BOTTOM OF THE 19TH INNING: And, in this over-managing masterpiece, here's Mona Lisa's smile... Ludwick leads off with a walk against Francisco Rodriguez (yes, the Mets still had their closer available). This brings up Pujols. There's no way that La Russa can overmanage this situation... so he overmanages this situation. He calls for the hit and run. Yes, the hit and run, with Albert Pujols at the plate. Now, remember, Albert Pujols is the best hitter in baseball. La Russa has the pitcher's spot coming up next. It's the bottom of the 19th inning, and he has no pitchers available, and he has a utility man pitching. The hit and run. To the very end, the man can't help himself.

Of course Pujols misses the pitch. Of course Ludwick is thrown out stealing -- though it is close, and Ludwick makes a lousy slide. Of course Pujols promptly bangs a double and later comes around to score what would have been the winning run rather than the tying run. Of course.

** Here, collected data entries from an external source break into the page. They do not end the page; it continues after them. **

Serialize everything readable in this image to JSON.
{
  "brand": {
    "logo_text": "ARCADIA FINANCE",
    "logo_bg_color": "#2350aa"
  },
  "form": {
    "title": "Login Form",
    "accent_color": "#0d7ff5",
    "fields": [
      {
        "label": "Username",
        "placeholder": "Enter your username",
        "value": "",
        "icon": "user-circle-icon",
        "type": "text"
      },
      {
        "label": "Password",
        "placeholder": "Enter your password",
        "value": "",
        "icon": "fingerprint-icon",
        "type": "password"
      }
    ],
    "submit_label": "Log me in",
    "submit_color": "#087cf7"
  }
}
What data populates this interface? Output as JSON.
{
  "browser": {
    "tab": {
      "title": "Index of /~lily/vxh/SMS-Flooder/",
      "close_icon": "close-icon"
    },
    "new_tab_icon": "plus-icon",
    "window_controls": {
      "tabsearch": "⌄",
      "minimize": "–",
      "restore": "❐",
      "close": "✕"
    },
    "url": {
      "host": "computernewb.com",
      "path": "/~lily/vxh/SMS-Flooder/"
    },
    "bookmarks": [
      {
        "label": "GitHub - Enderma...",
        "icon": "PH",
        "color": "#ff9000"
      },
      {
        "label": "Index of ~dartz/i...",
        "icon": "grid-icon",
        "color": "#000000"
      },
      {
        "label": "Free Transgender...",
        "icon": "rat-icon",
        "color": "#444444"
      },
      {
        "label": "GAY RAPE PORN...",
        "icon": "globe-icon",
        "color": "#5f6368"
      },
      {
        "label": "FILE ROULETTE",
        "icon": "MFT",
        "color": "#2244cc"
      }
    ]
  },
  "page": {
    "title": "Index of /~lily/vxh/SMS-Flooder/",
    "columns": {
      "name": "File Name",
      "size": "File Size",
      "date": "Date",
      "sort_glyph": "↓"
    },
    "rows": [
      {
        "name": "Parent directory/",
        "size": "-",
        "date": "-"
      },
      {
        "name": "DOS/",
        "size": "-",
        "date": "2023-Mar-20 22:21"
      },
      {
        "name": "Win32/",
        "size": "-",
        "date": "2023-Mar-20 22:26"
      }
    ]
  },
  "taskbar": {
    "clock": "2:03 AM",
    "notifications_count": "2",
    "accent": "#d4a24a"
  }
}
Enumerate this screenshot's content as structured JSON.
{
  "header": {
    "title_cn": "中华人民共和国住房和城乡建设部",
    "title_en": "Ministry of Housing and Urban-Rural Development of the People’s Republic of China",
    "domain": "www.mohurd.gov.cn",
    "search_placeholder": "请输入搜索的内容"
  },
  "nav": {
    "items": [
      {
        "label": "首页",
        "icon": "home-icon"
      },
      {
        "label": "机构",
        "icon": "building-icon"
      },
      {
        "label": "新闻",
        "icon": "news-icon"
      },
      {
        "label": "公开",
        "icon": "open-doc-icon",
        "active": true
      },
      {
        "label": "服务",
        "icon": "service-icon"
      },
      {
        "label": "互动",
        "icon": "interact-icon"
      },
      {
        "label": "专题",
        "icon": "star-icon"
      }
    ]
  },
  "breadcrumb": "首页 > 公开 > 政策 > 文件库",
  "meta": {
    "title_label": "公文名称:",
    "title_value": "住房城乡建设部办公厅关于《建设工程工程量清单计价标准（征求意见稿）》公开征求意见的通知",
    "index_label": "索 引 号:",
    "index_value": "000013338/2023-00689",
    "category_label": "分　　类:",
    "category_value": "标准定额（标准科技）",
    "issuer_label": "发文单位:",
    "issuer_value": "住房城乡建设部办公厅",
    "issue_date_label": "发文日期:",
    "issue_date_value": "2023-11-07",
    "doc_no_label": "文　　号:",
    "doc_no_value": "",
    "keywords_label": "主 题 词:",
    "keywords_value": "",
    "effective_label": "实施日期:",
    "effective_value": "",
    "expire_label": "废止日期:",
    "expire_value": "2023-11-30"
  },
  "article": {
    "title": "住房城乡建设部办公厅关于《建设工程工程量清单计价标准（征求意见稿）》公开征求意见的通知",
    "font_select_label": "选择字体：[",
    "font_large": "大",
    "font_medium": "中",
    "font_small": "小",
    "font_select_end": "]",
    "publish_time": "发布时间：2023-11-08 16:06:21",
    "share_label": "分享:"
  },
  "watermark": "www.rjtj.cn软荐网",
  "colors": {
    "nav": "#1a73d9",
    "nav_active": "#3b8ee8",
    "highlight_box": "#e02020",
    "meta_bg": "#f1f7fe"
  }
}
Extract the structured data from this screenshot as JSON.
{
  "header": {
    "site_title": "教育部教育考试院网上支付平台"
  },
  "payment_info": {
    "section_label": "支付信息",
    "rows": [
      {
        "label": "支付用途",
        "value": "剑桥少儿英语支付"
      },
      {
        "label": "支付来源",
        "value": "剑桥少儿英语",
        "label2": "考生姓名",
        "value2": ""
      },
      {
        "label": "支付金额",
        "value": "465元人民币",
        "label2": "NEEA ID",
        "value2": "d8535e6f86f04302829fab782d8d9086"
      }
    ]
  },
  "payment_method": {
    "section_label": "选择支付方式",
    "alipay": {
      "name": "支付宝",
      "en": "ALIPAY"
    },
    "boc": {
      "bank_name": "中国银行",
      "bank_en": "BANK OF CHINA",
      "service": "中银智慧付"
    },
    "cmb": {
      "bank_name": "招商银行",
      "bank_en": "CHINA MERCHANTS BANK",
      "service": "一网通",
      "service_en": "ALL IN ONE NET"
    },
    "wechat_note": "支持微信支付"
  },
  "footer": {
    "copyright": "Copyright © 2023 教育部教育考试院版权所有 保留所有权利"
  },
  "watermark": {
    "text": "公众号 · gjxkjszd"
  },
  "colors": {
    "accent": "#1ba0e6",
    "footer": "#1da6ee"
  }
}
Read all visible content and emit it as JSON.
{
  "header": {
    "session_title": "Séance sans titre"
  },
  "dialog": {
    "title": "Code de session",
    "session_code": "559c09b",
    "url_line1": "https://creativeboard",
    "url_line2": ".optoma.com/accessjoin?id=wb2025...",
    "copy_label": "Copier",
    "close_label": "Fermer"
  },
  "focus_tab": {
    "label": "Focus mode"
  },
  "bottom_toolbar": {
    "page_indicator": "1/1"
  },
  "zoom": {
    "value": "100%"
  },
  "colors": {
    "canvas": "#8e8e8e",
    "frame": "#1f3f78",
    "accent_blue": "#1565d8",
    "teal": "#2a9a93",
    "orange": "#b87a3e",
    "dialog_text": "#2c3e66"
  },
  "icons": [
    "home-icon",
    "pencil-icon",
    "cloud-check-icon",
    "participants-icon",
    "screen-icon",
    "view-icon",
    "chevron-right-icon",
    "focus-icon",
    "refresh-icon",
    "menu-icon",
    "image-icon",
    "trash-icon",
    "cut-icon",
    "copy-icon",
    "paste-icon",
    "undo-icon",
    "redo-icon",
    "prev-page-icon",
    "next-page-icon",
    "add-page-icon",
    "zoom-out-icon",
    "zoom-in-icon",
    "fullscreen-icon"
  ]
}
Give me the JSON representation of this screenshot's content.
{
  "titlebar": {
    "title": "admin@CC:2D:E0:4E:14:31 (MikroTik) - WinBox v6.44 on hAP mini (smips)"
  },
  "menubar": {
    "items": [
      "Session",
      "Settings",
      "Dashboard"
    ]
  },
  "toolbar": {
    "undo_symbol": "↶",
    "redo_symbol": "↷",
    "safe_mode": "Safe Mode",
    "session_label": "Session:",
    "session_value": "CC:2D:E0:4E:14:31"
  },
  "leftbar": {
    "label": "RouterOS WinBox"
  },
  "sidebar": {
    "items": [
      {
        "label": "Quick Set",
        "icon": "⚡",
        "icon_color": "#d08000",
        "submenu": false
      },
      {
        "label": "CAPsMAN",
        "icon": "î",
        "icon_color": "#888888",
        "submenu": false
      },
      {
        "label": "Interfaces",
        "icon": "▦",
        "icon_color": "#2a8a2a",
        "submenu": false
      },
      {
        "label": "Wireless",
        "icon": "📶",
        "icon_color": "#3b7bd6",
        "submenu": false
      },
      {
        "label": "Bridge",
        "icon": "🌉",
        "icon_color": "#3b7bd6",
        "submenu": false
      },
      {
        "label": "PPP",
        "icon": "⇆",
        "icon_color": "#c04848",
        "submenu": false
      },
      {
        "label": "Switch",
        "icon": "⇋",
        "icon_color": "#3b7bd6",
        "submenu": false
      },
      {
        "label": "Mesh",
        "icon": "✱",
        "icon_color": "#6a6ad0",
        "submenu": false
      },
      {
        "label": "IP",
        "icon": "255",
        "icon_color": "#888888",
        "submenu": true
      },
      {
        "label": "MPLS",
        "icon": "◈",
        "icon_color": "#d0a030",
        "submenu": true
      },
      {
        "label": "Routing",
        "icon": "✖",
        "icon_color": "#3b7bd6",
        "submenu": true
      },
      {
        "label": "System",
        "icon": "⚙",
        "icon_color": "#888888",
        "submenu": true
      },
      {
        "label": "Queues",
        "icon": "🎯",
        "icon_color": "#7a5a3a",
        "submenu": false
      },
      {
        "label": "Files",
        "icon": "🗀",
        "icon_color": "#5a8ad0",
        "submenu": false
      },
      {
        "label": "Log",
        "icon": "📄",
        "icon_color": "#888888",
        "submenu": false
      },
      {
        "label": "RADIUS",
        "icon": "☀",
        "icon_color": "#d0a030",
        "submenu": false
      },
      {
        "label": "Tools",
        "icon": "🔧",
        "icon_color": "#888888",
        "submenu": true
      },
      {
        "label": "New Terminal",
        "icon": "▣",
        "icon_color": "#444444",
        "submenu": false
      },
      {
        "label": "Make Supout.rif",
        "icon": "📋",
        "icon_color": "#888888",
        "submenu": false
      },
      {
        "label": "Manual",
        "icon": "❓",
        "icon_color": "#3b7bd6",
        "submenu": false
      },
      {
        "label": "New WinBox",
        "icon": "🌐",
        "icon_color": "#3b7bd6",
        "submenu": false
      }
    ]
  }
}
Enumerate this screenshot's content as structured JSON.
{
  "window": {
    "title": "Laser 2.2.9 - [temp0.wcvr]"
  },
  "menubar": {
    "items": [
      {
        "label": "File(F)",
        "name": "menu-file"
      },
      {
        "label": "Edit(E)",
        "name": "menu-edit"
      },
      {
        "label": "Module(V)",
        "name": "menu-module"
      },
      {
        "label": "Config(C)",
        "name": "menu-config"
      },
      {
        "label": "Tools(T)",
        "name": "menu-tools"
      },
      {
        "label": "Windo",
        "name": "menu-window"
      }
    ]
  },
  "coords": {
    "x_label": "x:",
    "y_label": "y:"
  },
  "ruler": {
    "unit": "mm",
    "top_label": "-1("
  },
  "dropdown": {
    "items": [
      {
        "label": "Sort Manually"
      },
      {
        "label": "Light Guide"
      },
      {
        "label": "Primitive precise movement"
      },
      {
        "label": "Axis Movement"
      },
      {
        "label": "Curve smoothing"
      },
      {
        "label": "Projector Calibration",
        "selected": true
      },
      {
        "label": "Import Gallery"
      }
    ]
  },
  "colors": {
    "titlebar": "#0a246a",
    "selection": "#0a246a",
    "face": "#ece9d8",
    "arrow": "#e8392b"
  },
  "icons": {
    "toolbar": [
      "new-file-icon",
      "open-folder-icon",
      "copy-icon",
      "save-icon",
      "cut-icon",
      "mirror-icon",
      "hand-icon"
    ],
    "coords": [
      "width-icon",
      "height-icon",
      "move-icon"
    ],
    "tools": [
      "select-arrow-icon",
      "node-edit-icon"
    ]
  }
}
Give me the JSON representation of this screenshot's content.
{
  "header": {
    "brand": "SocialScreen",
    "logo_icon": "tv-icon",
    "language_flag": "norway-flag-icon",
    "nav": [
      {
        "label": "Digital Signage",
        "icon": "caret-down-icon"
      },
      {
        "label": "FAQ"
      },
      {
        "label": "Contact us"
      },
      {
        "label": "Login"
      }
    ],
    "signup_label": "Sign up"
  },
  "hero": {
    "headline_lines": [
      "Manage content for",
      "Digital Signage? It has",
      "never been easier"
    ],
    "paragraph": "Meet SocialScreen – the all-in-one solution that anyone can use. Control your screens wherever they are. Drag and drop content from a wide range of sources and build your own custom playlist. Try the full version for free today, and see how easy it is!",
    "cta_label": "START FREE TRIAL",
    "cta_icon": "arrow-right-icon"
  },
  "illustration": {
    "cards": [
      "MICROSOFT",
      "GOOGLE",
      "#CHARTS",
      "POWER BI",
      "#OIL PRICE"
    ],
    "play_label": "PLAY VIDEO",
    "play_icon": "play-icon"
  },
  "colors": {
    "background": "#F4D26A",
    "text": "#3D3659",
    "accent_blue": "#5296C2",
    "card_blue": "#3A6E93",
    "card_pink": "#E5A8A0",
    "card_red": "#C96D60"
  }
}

20TH INNING: Mather gives up another run. And the Cardinals get runners on first and second... but lose when Ludwick grounds out to end the game.

When it ended, there were many ready to rip Tony La Russa... and that's fair. But to me that game was vintage La Russa. He has never apologized for the overwhelming way he manages baseball games. He never will. He tries to win, all-out, all the time. Hit and run. Pull the pitcher. Send in a pinch-hitter. When you manage baseball games that way, like a heavyweight boxer throwing haymakers, you win some and you lose some, and you make a lot of people angry. But one thing is for sure: You never go to sleep wishing you had tried harder.